Il s’agissait avant tout de tenter de lever les inquiétudes que peut générer le projet en matière de transports et de sécurité. Des réticences relayées surtout par les élus de l’opposition qui craignent une augmentation du trafic des camions et qui s’inquiètent des risques d’incendie.
Par la Seine
Rappelons qu’au mois de juillet dernier, l’ancienne casse Sobefer, reprise par GDE, avait brûlé. « Depuis cet incendie, nous avons renforcé les mesures de prévention sur le site en réduisant les stocks et en les réorganisant en petits îlots.
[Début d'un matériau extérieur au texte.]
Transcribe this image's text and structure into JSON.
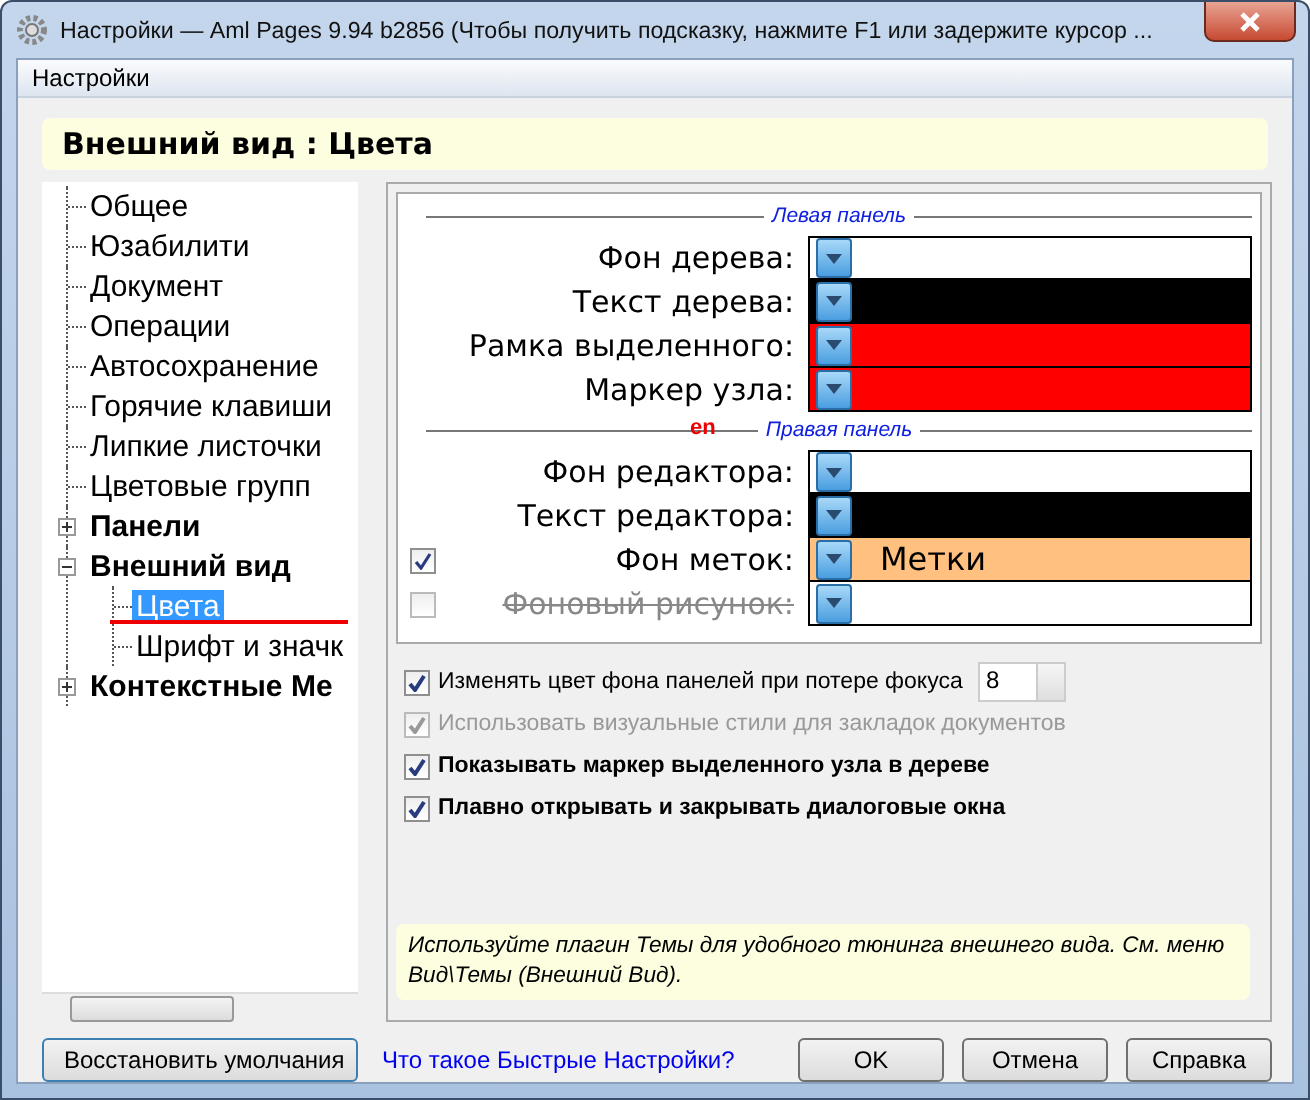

Nous effectuons des arrosages préventifs », a expliqué Alban Grosvallet.
Côté transports, il faudra compter avec une flotte de 120 camions par jour pour alimenter l’usine.
« Mais nous réduirons au maximum le transport routier au profit du train et surtout, ici, de la voie navigable. Nous souhaitons nous installer sur le port justement pour bénéficier du transport fluvial. Plus notre tonnage transporté sur la Seine sera important, moins nos coûts seront élevés. C’est donc dans notre intérêt de préférer le fleuve à la route », a souligné Dominique Bourdon, sans toutefois convaincre totalement le groupe des élus UMP.
Sur le premier site (ex-Sobefer) avenue du Val, GDE traite 15 000 tonnes de déchets par mois, il ne s’agit pas moins que de tripler les capacités sur le second site, dont les capacités seront de 46 750 tonnes par mois.
On est loin des célèbres compressions de César : si le projet se réalise, Limay accueillera l’un des broyeurs les plus puissants d’Europe, comme GDE en exploite déjà un dans la région lyonnaise.
Carcasses de véhicules et d’électroménager, chutes métalliques des presses industrielles : rien ne résiste aux opérations de cisaillage et de broyage mises en œuvre.
L’activité est consacrée à 80 % au recyclage des métaux ferreux qui retournent ainsi à l’industrie comme “matière première secondaire”. Mais GDE traite également les batteries, le papier et le carton. « Le recyclage des métaux ferreux sera centralisé sur le nouveau centre. Le tonnage du premier site va baisser. Nous prévoyons de diversifier nos activités par la collecte du papier et du carton », a expliqué Alban Grosvallet.
À l’issue de l’exposé, la majorité a voté pour l’implantation du centre de recyclage tandis que l’UMP a voté contre.
Pour l’heure l’enquête publique vient de s’achever. Tous les services concernés devront ensuite se prononcer. Si tout va bien, GDE pourrait obtenir le feu vert des pouvoirs publics à la rentrée. Après huit mois de travaux (3,75 millions d’euros d’investissement), l’usine de recyclage pourrait être opérationnelle à la fin du premier semestre 2008.
Le ticket environnemental
Sur le plan environnemental, GDE promet de faire de gros efforts : isolation acoustique grâce au carénage du broyeur mais aussi par le biais d’un talus paysager, installation de l’usine sur une dalle de béton pour limiter les infiltrations, système d’épuration des eaux usées. Pour l’implantation de Limay, GDE vise la certification ISO 14 001 déjà obtenue sur trois de ses cinq plus gros centres.
« Bien que la loi ne l’exige pas pour ce type d’installation, nous avons demandé la création d’un CLIS comité local d’information et de suivi », a précisé le maire, Jacques Saint-Amaux.